Asentí con la cabeza y moví los labios como para pronunciar el nombre de Soscárides. Estaba seguro de que nunca lo había oído. Un filósofo, un individuo de baja estatura, moreno y con barba…

El eunuco acarició la bolsa de dinero. Sin duda estaba deseoso de colaborar.

– Ya te he dicho que viene a menudo -añadió-. La próxima vez que lo vea, ¿le digo que lo estás buscando, ciudadano? Negué con la cabeza.

– Nunca he estado aquí. -Le di otra moneda para asegurarme de que lo entendía.

Tuvimos unos días de tormenta después de mi visita a la taberna Salaz. El tiempo era tan desagradable que nadie salía de su casa; hasta el Foro estaba desierto. Pasé aquellos días encerrado en mi estudio, leyendo filosofía.

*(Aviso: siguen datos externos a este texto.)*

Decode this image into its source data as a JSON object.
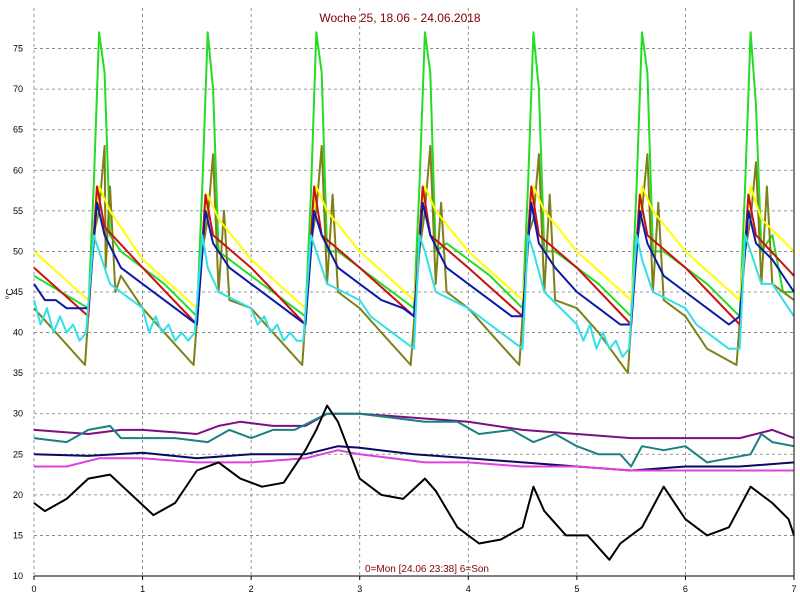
{
  "chart_data": {
    "type": "line",
    "title": "Woche 25, 18.06 - 24.06.2018",
    "ylabel": "°C",
    "footer": "0=Mon [24.06 23:38] 6=Son",
    "xlim": [
      0,
      7
    ],
    "ylim": [
      10,
      80
    ],
    "xticks": [
      "0",
      "1",
      "2",
      "3",
      "4",
      "5",
      "6",
      "7"
    ],
    "yticks": [
      "10",
      "15",
      "20",
      "25",
      "30",
      "35",
      "40",
      "45",
      "50",
      "55",
      "60",
      "65",
      "70",
      "75"
    ],
    "grid": true,
    "colors": {
      "green": "#22dd22",
      "olive": "#808018",
      "yellow": "#ffff00",
      "red": "#cc1111",
      "blue": "#0a1aa8",
      "cyan": "#33e0e8",
      "purple": "#7a1080",
      "teal": "#1a8080",
      "navy": "#0a0a60",
      "magenta": "#e040e0",
      "black": "#000000"
    },
    "series": [
      {
        "color": "green",
        "x": [
          0,
          0.5,
          0.55,
          0.6,
          0.65,
          0.7,
          0.8,
          1,
          1.2,
          1.5,
          1.55,
          1.6,
          1.65,
          1.7,
          1.8,
          2,
          2.2,
          2.5,
          2.55,
          2.6,
          2.65,
          2.7,
          2.8,
          3,
          3.2,
          3.5,
          3.55,
          3.6,
          3.65,
          3.7,
          3.8,
          4,
          4.2,
          4.5,
          4.55,
          4.6,
          4.65,
          4.7,
          4.8,
          5,
          5.2,
          5.5,
          5.55,
          5.6,
          5.65,
          5.7,
          5.8,
          6,
          6.2,
          6.5,
          6.55,
          6.6,
          6.65,
          6.7,
          6.8,
          6.9,
          7
        ],
        "y": [
          47,
          43,
          58,
          77,
          72,
          52,
          50,
          48,
          46,
          42,
          58,
          77,
          70,
          50,
          49,
          47,
          45,
          42,
          57,
          77,
          72,
          50,
          50,
          48,
          46,
          43,
          58,
          77,
          72,
          50,
          51,
          49,
          47,
          43,
          58,
          77,
          70,
          50,
          50,
          48,
          46,
          42,
          58,
          77,
          72,
          50,
          50,
          48,
          46,
          42,
          58,
          77,
          68,
          50,
          52,
          45,
          45
        ]
      },
      {
        "color": "olive",
        "x": [
          0,
          0.47,
          0.55,
          0.6,
          0.65,
          0.66,
          0.7,
          0.75,
          0.8,
          1,
          1.2,
          1.47,
          1.55,
          1.6,
          1.65,
          1.7,
          1.75,
          1.8,
          2,
          2.2,
          2.47,
          2.55,
          2.6,
          2.65,
          2.7,
          2.75,
          2.8,
          3,
          3.2,
          3.47,
          3.55,
          3.6,
          3.65,
          3.7,
          3.75,
          3.8,
          4,
          4.2,
          4.47,
          4.55,
          4.6,
          4.65,
          4.7,
          4.75,
          4.8,
          5,
          5.2,
          5.47,
          5.55,
          5.6,
          5.65,
          5.7,
          5.75,
          5.8,
          6,
          6.2,
          6.47,
          6.55,
          6.6,
          6.65,
          6.7,
          6.75,
          6.8,
          7
        ],
        "y": [
          43,
          36,
          52,
          55,
          63,
          48,
          58,
          45,
          47,
          43,
          40,
          36,
          50,
          54,
          62,
          45,
          55,
          44,
          43,
          40,
          36,
          51,
          55,
          63,
          46,
          57,
          45,
          43,
          40,
          36,
          50,
          55,
          63,
          46,
          56,
          45,
          43,
          40,
          36,
          52,
          54,
          62,
          45,
          57,
          44,
          43,
          40,
          35,
          51,
          55,
          62,
          45,
          56,
          44,
          42,
          38,
          36,
          50,
          54,
          61,
          46,
          58,
          46,
          44
        ]
      },
      {
        "color": "yellow",
        "x": [
          0,
          0.5,
          0.6,
          0.7,
          1,
          1.5,
          1.6,
          1.7,
          2,
          2.5,
          2.6,
          2.7,
          3,
          3.5,
          3.6,
          3.7,
          4,
          4.5,
          4.6,
          4.7,
          5,
          5.5,
          5.6,
          5.7,
          6,
          6.5,
          6.6,
          6.7,
          7
        ],
        "y": [
          50,
          44,
          58,
          55,
          49,
          43,
          57,
          54,
          49,
          43,
          58,
          55,
          50,
          44,
          58,
          55,
          50,
          44,
          58,
          55,
          50,
          44,
          58,
          55,
          50,
          44,
          58,
          54,
          50
        ]
      },
      {
        "color": "red",
        "x": [
          0,
          0.5,
          0.58,
          0.65,
          1,
          1.5,
          1.58,
          1.65,
          2,
          2.5,
          2.58,
          2.65,
          3,
          3.5,
          3.58,
          3.65,
          4,
          4.5,
          4.58,
          4.65,
          5,
          5.5,
          5.58,
          5.65,
          6,
          6.5,
          6.58,
          6.65,
          7
        ],
        "y": [
          48,
          42,
          58,
          53,
          48,
          41,
          57,
          52,
          48,
          41,
          58,
          52,
          48,
          42,
          58,
          52,
          48,
          42,
          58,
          52,
          48,
          41,
          57,
          52,
          48,
          41,
          57,
          52,
          47
        ]
      },
      {
        "color": "blue",
        "x": [
          0,
          0.1,
          0.2,
          0.3,
          0.4,
          0.5,
          0.58,
          0.65,
          0.8,
          1,
          1.2,
          1.4,
          1.5,
          1.58,
          1.65,
          1.8,
          2,
          2.2,
          2.4,
          2.5,
          2.58,
          2.65,
          2.8,
          3,
          3.2,
          3.4,
          3.5,
          3.58,
          3.65,
          3.8,
          4,
          4.2,
          4.4,
          4.5,
          4.58,
          4.65,
          4.8,
          5,
          5.2,
          5.4,
          5.5,
          5.58,
          5.65,
          5.8,
          6,
          6.2,
          6.4,
          6.5,
          6.58,
          6.65,
          6.8,
          7
        ],
        "y": [
          46,
          44,
          44,
          43,
          43,
          43,
          56,
          52,
          48,
          46,
          44,
          42,
          41,
          55,
          51,
          48,
          46,
          44,
          42,
          41,
          55,
          52,
          48,
          46,
          44,
          43,
          42,
          56,
          52,
          48,
          46,
          44,
          42,
          42,
          56,
          51,
          48,
          45,
          43,
          41,
          41,
          55,
          51,
          47,
          45,
          43,
          41,
          42,
          55,
          51,
          49,
          45
        ]
      },
      {
        "color": "cyan",
        "x": [
          0,
          0.06,
          0.12,
          0.18,
          0.24,
          0.3,
          0.36,
          0.42,
          0.48,
          0.55,
          0.6,
          0.7,
          1,
          1.06,
          1.12,
          1.18,
          1.24,
          1.3,
          1.36,
          1.42,
          1.48,
          1.55,
          1.6,
          1.7,
          2,
          2.06,
          2.12,
          2.18,
          2.24,
          2.3,
          2.36,
          2.42,
          2.48,
          2.55,
          2.6,
          2.7,
          3,
          3.1,
          3.2,
          3.3,
          3.4,
          3.5,
          3.55,
          3.6,
          3.7,
          4,
          4.1,
          4.2,
          4.3,
          4.4,
          4.5,
          4.55,
          4.6,
          4.7,
          5,
          5.06,
          5.12,
          5.18,
          5.24,
          5.3,
          5.36,
          5.42,
          5.48,
          5.55,
          5.6,
          5.7,
          6,
          6.1,
          6.2,
          6.3,
          6.4,
          6.5,
          6.55,
          6.6,
          6.7,
          6.8,
          7
        ],
        "y": [
          44,
          41,
          43,
          40,
          42,
          40,
          41,
          39,
          40,
          52,
          50,
          46,
          43,
          40,
          42,
          40,
          41,
          39,
          40,
          39,
          40,
          52,
          48,
          45,
          43,
          41,
          42,
          40,
          41,
          39,
          40,
          39,
          39,
          52,
          50,
          46,
          44,
          42,
          41,
          40,
          39,
          38,
          52,
          50,
          45,
          43,
          42,
          41,
          40,
          39,
          38,
          52,
          50,
          45,
          41,
          39,
          41,
          38,
          40,
          38,
          39,
          37,
          38,
          52,
          49,
          45,
          43,
          41,
          40,
          39,
          38,
          38,
          52,
          50,
          46,
          46,
          42
        ]
      },
      {
        "color": "purple",
        "x": [
          0,
          0.5,
          0.8,
          1,
          1.5,
          1.7,
          1.9,
          2.2,
          2.5,
          2.7,
          3,
          3.5,
          4,
          4.5,
          5,
          5.5,
          6,
          6.5,
          6.8,
          7
        ],
        "y": [
          28,
          27.5,
          28,
          28,
          27.5,
          28.5,
          29,
          28.5,
          28.5,
          30,
          30,
          29.5,
          29,
          28,
          27.5,
          27,
          27,
          27,
          28,
          27
        ]
      },
      {
        "color": "teal",
        "x": [
          0,
          0.3,
          0.5,
          0.7,
          0.8,
          1,
          1.3,
          1.6,
          1.8,
          2,
          2.2,
          2.4,
          2.7,
          3,
          3.3,
          3.6,
          3.9,
          4.1,
          4.4,
          4.6,
          4.8,
          5,
          5.2,
          5.4,
          5.5,
          5.6,
          5.8,
          6,
          6.2,
          6.4,
          6.6,
          6.7,
          6.8,
          7
        ],
        "y": [
          27,
          26.5,
          28,
          28.5,
          27,
          27,
          27,
          26.5,
          28,
          27,
          28,
          28,
          30,
          30,
          29.5,
          29,
          29,
          27.5,
          28,
          26.5,
          27.5,
          26,
          25,
          25,
          23.5,
          26,
          25.5,
          26,
          24,
          24.5,
          25,
          27.5,
          26.5,
          26
        ]
      },
      {
        "color": "navy",
        "x": [
          0,
          0.5,
          1,
          1.5,
          2,
          2.5,
          2.8,
          3,
          3.5,
          4,
          4.5,
          5,
          5.5,
          6,
          6.5,
          7
        ],
        "y": [
          25,
          24.8,
          25.2,
          24.5,
          25,
          25,
          26,
          25.8,
          25,
          24.5,
          24,
          23.5,
          23,
          23.5,
          23.5,
          24
        ]
      },
      {
        "color": "magenta",
        "x": [
          0,
          0.3,
          0.6,
          1,
          1.5,
          2,
          2.5,
          2.8,
          3,
          3.3,
          3.6,
          4,
          4.5,
          5,
          5.5,
          6,
          6.5,
          7
        ],
        "y": [
          23.5,
          23.5,
          24.5,
          24.5,
          24,
          24,
          24.5,
          25.5,
          25,
          24.5,
          24,
          24,
          23.5,
          23.5,
          23,
          23,
          23,
          23
        ]
      },
      {
        "color": "black",
        "x": [
          0,
          0.1,
          0.3,
          0.5,
          0.7,
          0.9,
          1.1,
          1.3,
          1.5,
          1.7,
          1.9,
          2.1,
          2.3,
          2.5,
          2.6,
          2.7,
          2.8,
          2.9,
          3,
          3.2,
          3.4,
          3.6,
          3.7,
          3.9,
          4.1,
          4.3,
          4.5,
          4.6,
          4.7,
          4.9,
          5.1,
          5.3,
          5.4,
          5.6,
          5.8,
          6,
          6.2,
          6.4,
          6.6,
          6.8,
          6.95,
          7
        ],
        "y": [
          19,
          18,
          19.5,
          22,
          22.5,
          20,
          17.5,
          19,
          23,
          24,
          22,
          21,
          21.5,
          25.5,
          28,
          31,
          29,
          25.5,
          22,
          20,
          19.5,
          22,
          20.5,
          16,
          14,
          14.5,
          16,
          21,
          18,
          15,
          15,
          12,
          14,
          16,
          21,
          17,
          15,
          16,
          21,
          19,
          17,
          15
        ]
      }
    ]
  }
}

En los raros momentos en que dejaba de llover paseaba por el patio, levantando la mirada para contemplar los rasgos inescrutables de Minerva. Era el único testigo de la muerte de Numerio Pompeyo. Ella había oído sus últimas palabras, había visto la cara del asesino.

– ¿Qué hago? -le pregunté. No dio señales de haberme oído.

Pasó la tormenta. Dos días después de los idus de febrero me dirigí hacia el Foro para enterarme de los últimos rumores. Por insistencia de Bethesda, me llevé conmigo a Mopso y Androcles, para darles la oportunidad de quemar parte de la energía acumulada durante los días de encierro por culpa de la tormenta. Mientras bajábamos por la Rampa, se adelantaban corriendo, luego volvían, y así una y otra vez, convirtiéndolo en un juego. Me cansaba sólo con verlos.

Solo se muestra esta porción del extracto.